Like so many people, I didn’t know I had Lyme when I first got sick. There was no bullseye rash and the dozen or so doctors I tried to get help from never even brought Lyme up as a possibility.

I felt absolutely dreadful all the time, but the doctors said there was nothing wrong with me. I asked if I should stop working and they could see no reason to do that. “You can’t hurt anything,” one said. And I believed him.

So I kept working, thinking it was some flu bug that would soon pass like all the other flu bugs had over the years. Like most people, I had a stressful job, and I kept running around, wearing myself down until I finally had to stop working.

I desperately wish I had that to do over again. The way to beat rope a dope, I’ve learned since, is to chill. Be like Ali, conserving your energy. Now if I start to feel I’m rushing around too much and getting tired, I stop and take a brief nap. I also take a short nap after lunch and spend time meditating after dinner.

I don’t work full-time, so I can do that. But even if I had that kind of employment, I could make adjustments to keep myself from getting overtired. For example, I have a friend who spends many a lunch hour sleeping in his car.

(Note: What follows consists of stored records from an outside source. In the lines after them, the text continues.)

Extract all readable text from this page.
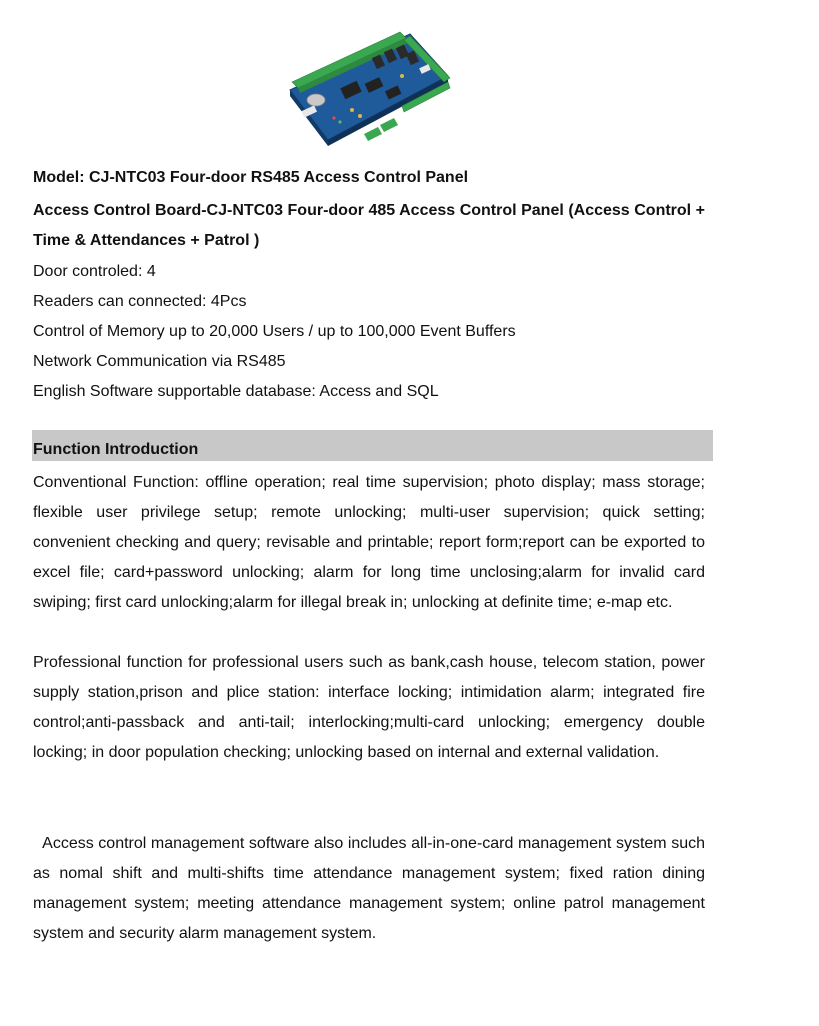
Model: CJ-NTC03 Four-door RS485 Access Control Panel
Access Control Board-CJ-NTC03 Four-door 485 Access Control Panel (Access Control + Time & Attendances + Patrol )
Door controled: 4
Readers can connected: 4Pcs
Control of Memory up to 20,000 Users / up to 100,000 Event Buffers
Network Communication via RS485
English Software supportable database: Access and SQL
Function Introduction
Conventional Function: offline operation; real time supervision; photo display; mass storage; flexible user privilege setup; remote unlocking; multi-user supervision; quick setting; convenient checking and query; revisable and printable; report form;report can be exported to excel file; card+password unlocking; alarm for long time unclosing;alarm for invalid card swiping; first card unlocking;alarm for illegal break in; unlocking at definite time; e-map etc.
Professional function for professional users such as bank,cash house, telecom station, power supply station,prison and plice station: interface locking; intimidation alarm; integrated fire control;anti-passback and anti-tail; interlocking;multi-card unlocking; emergency double locking; in door population checking; unlocking based on internal and external validation.
Access control management software also includes all-in-one-card management system such as nomal shift and multi-shifts time attendance management system; fixed ration dining management system; meeting attendance management system; online patrol management system and security alarm management system.
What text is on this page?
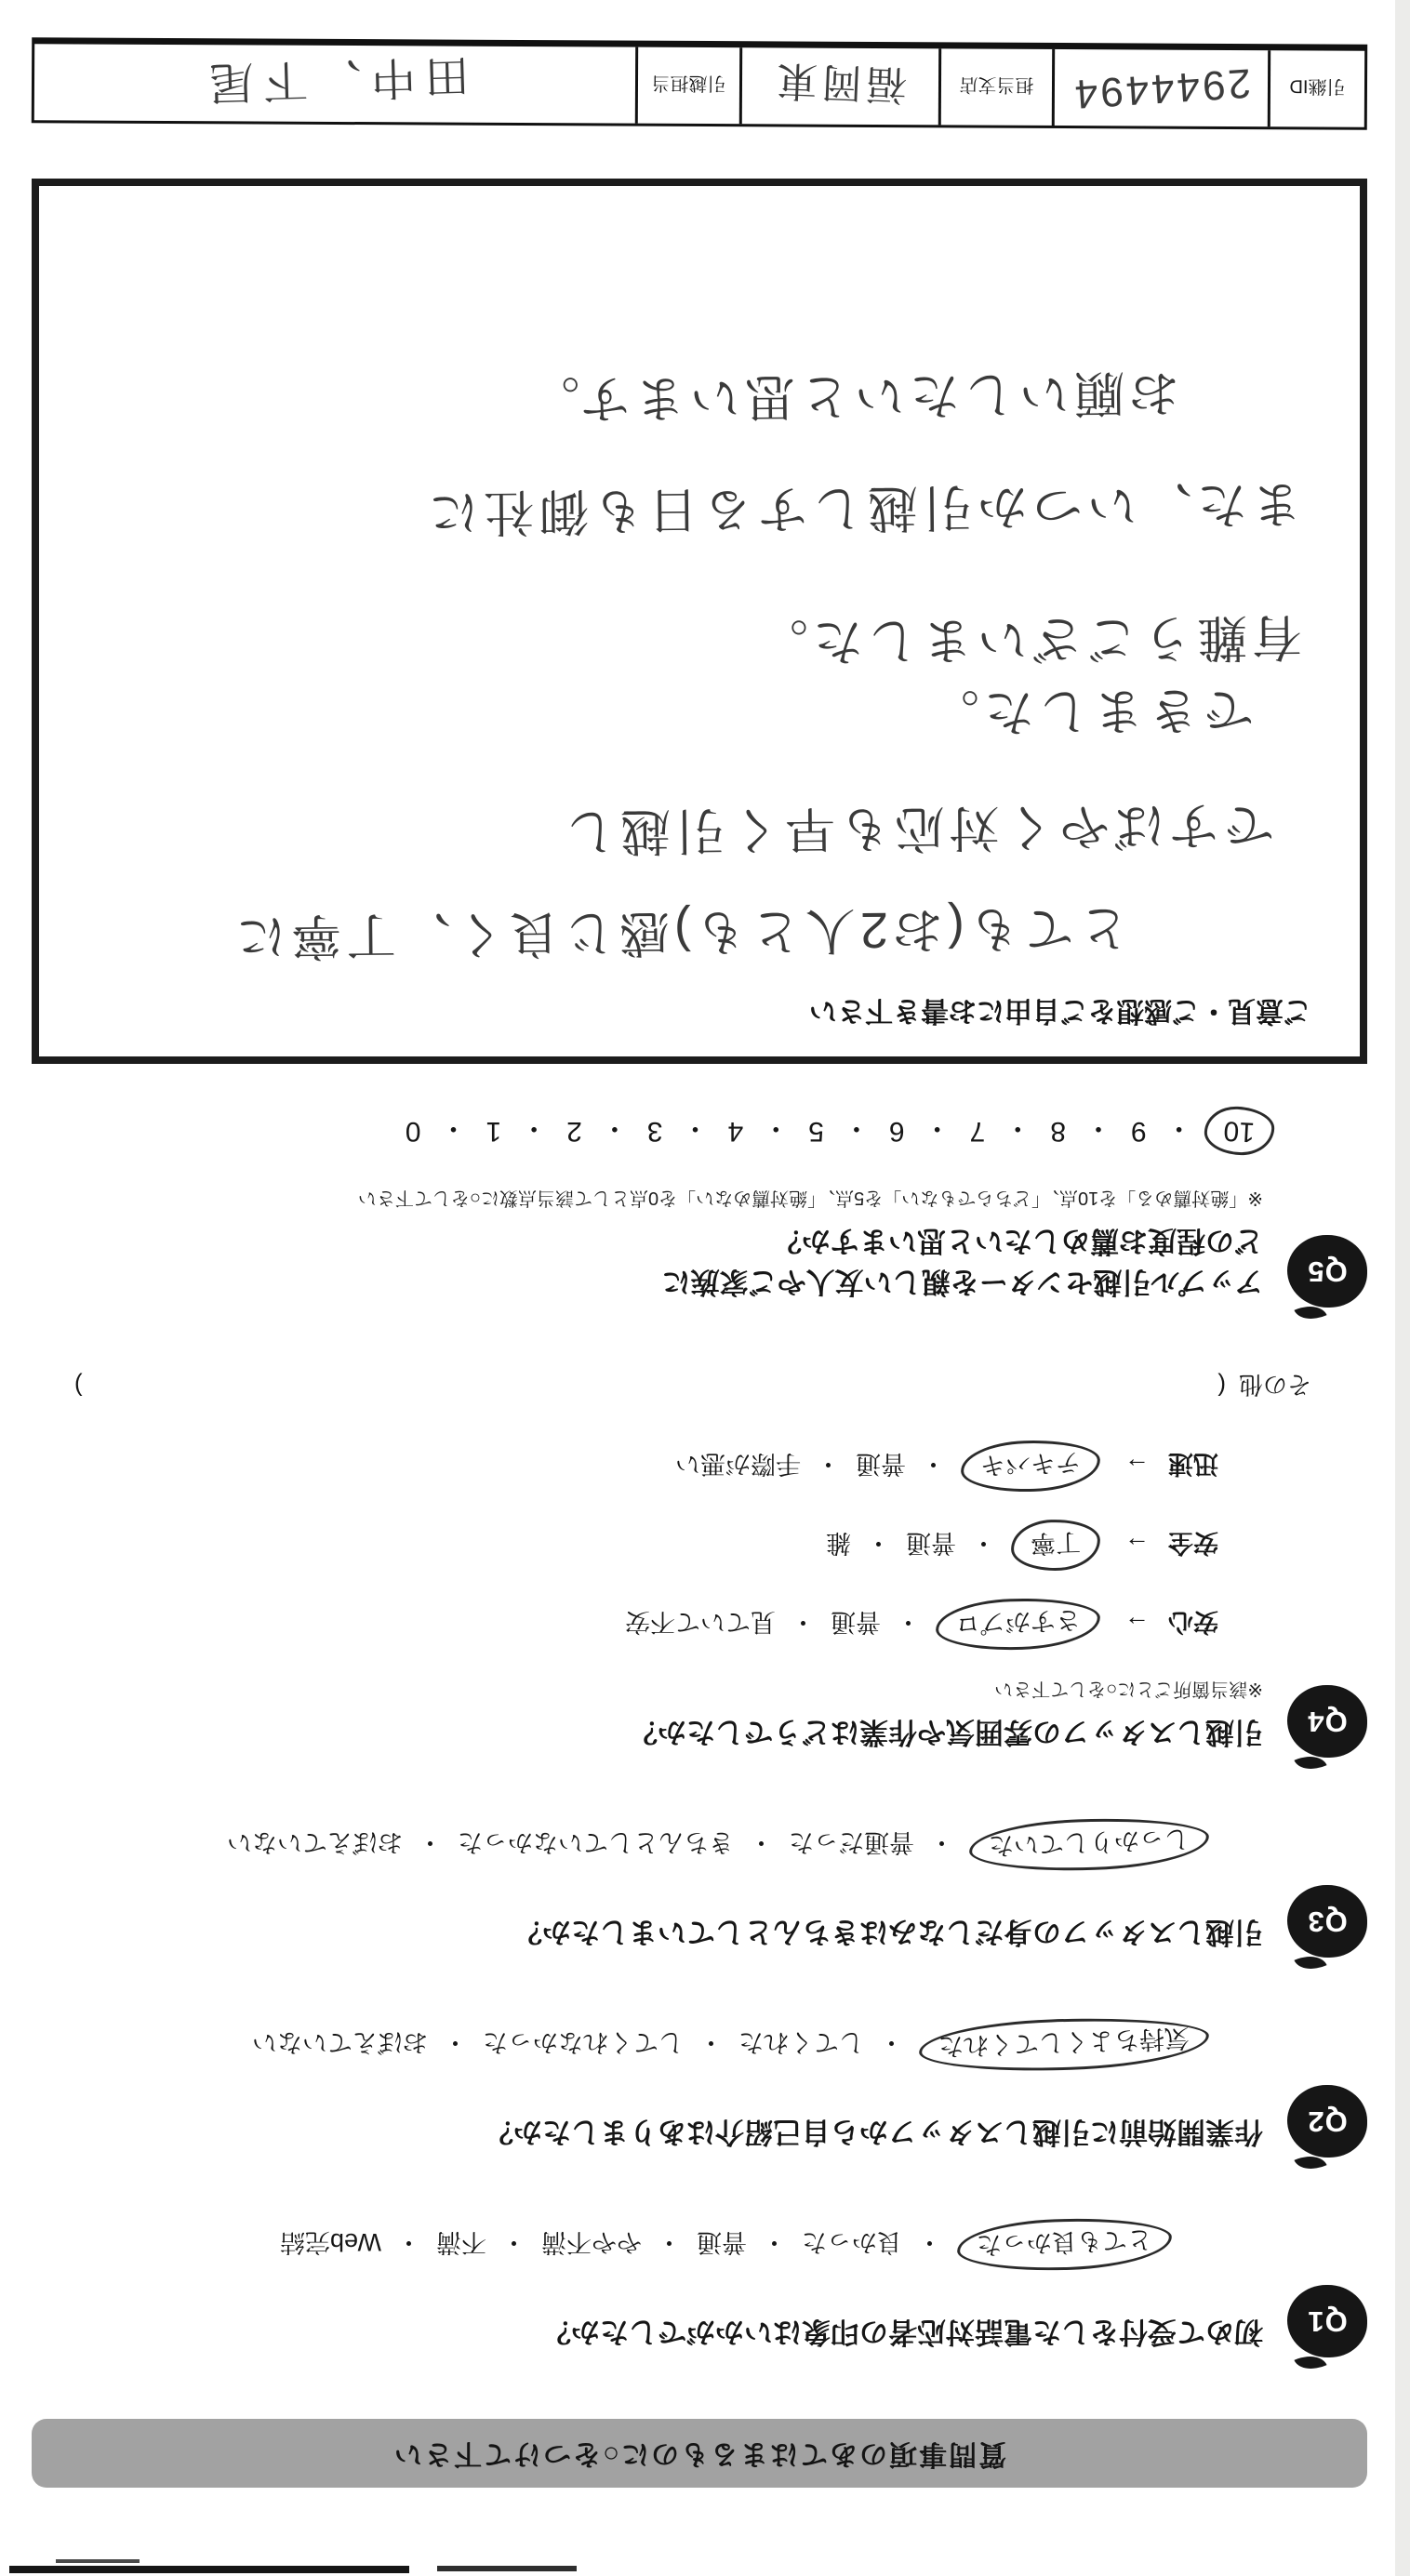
質問事項のあてはまるものに○をつけて下さい
Q1
初めて受付をした電話対応者の印象はいかがでしたか？
とても良かった
・
良かった
・
普通
・
やや不満
・
不満
・
Web完結
Q2
作業開始前に引越しスタッフから自己紹介はありましたか？
気持ちよくしてくれた
・
してくれた
・
してくれなかった
・
おぼえていない
Q3
引越しスタッフの身だしなみはきちんとしていましたか？
しっかりしていた
・
普通だった
・
きちんとしていなかった
・
おぼえていない
Q4
引越しスタッフの雰囲気や作業はどうでしたか？
※該当箇所ごとに○をして下さい
安心
→
さすがプロ
・
普通
・
見ていて不安
安全
→
丁寧
・
普通
・
雑
迅速
→
テキパキ
・
普通
・
手際が悪い
その他
(
)
Q5
アップル引越センターを親しい友人やご家族に
どの程度お薦めしたいと思いますか？
※「絶対薦める」を10点、「どちらでもない」を5点、「絶対薦めない」を0点として該当点数に○をして下さい
10
・
9
・
8
・
7
・
6
・
5
・
4
・
3
・
2
・
1
・
0
ご意見・ご感想をご自由にお書き下さい
とても(お2人とも)感じ良く、丁寧に
ですばやく対応も早く引越し
できました。
有難うございました。
また、いつか引越しする日も御社に
お願いしたいと思います。
引継ID
2944494
担当支店
福岡東
引越担当
田中、下尾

So, my rule is never, never, never knock myself out. Exercise, yes, but not to the point where I’m bushed. And maybe there’s something I really want to do, but it’s going to require getting stressed out. Regretfully, I pass on it. Too many times I’ve overextended myself and given Lyme the upper hand in our daily tussle.

By refusing to play the dope anymore, I’ve slowly been able to gain back ground from my arch-nemesis in the black corner. It’s rematch time. Lyme won the first battle, but I’m winning the second one.